Motorists will pay 2.14 dirhams per liter ($0.58 per liter/about $2.20 per gallon) for 95-octane unleaded gasoline starting August 1 as the U.A.E. deregulates fuel prices. Prices for diesel, which will also be linked to global markets, will increase? 29% starting the first of the month as well. A fuel price committee, including Energy and Finance Ministry representatives and the CEOs of Adnoc Distribution and Emirates National Oil Company, will set prices monthly based on a review of average global prices and operating costs, according to Gulf News.
The increase in gasoline prices will have “minimal” impact on individual motorists, said a member of the Price Review Committee. “It will promote rationalized consumption and incentivize people to choose most fuel-efficient cars, while curbing the increase in the number of cars on the country’s roads.”
Subsidies have cost U.A.E. state energy companies about $1 billion a year over the last decade, Energy Minister Suhail Al Mazrouei said in February.
Other Persian Gulf countries may follow suit
Energy subsidies in the Persian Gulf are some of the highest in the world per-capita, with the U.A.E. expected to spend about 2.87% of its GDP on energy subsidies, according to Fitch Ratings.
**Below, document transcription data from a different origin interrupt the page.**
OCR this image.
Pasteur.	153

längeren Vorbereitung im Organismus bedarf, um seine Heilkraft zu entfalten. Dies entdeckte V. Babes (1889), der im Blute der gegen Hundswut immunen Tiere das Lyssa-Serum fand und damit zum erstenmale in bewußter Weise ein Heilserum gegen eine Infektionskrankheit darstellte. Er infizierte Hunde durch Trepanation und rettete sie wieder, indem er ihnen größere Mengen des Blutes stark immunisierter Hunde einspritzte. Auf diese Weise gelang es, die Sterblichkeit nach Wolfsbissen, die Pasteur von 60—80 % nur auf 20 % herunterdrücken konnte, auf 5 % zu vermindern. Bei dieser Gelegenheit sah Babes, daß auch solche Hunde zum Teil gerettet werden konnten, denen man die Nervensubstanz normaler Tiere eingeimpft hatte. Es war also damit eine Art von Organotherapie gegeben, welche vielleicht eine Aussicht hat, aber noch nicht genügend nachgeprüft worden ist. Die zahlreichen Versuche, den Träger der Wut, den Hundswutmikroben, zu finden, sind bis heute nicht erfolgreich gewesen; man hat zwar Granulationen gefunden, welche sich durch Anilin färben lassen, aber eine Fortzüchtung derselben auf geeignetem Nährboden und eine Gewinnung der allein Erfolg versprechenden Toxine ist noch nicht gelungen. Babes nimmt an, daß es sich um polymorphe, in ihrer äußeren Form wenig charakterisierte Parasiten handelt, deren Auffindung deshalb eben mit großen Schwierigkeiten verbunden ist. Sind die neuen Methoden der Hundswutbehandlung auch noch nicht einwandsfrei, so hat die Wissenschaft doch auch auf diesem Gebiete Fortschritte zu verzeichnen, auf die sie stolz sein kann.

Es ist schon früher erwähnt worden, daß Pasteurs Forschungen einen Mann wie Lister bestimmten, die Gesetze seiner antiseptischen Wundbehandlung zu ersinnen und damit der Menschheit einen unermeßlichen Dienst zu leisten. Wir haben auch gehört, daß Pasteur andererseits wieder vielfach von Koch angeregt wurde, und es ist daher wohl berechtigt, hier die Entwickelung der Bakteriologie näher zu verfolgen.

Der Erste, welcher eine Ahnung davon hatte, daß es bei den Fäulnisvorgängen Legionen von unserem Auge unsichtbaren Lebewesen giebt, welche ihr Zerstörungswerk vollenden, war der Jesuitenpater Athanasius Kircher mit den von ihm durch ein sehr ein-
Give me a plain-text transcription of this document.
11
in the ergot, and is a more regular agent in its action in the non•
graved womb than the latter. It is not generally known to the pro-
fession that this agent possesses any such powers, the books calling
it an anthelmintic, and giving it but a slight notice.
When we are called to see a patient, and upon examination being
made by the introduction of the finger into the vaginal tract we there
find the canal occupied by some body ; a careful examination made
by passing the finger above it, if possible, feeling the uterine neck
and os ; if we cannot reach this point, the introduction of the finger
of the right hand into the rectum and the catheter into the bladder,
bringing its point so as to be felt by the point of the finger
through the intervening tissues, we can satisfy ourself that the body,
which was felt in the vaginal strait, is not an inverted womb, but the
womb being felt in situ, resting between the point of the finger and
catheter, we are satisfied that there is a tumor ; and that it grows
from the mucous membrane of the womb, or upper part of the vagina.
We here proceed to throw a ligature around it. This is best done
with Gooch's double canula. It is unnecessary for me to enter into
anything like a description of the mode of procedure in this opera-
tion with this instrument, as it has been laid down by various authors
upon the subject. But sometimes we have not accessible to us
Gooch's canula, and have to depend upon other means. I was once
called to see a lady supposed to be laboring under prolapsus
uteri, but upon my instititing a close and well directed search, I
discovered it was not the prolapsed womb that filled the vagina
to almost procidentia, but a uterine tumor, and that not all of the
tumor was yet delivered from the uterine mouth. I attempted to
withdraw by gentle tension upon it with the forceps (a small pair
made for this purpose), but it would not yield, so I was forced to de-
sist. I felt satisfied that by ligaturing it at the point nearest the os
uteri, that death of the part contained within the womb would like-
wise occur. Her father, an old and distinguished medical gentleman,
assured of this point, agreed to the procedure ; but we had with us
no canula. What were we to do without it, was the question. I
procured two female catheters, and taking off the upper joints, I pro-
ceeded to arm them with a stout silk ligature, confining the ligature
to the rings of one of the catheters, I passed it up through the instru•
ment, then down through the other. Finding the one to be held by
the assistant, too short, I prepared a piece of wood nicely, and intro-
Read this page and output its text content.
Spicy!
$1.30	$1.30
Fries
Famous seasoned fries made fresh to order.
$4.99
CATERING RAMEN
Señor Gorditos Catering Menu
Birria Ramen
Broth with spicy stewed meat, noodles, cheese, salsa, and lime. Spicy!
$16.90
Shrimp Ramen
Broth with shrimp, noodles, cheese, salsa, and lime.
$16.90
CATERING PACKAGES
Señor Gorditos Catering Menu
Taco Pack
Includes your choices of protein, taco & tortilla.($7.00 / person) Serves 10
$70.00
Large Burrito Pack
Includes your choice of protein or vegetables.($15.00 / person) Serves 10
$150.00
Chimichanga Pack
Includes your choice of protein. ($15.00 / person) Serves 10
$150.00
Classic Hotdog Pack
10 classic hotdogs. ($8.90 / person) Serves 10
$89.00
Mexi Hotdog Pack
Saudi Arabia spends 4.62% of GDP on energy subsidies, while Kuwait and Qatar spend 1.81% and 1.64%, respectively.
The change in the U.A.E. could set a precedent for other Gulf producers. “We think that governments in the region understand the benefits of subsidy reform, including both fiscal cost savings, and more efficient resource allocation and energy consumption,” said Fitch. “Successful implementation in the U.A.E. while oil prices are low could increase public acceptance of subsidy reform elsewhere in the region, boosting the prospects for reform.”
Fitch forecasts budget deficits of 13% and 10.9% of GDP for Saudi Arabia and Bahrain in 2015. Qatar will move to a small budget deficit of 0.9% of GDP this year and Kuwait will post another double digit surplus though smaller than in recent years, of about 10.6% of GDP.
“With the current low oil prices, which might last for years, subsidies will become a rising problem in the region,” said Francisco Quintana, head of economic research at Asiya Investments. “These changes are unavoidable and the sooner the governments start the more they will be in control of the process and avoid social unrest.”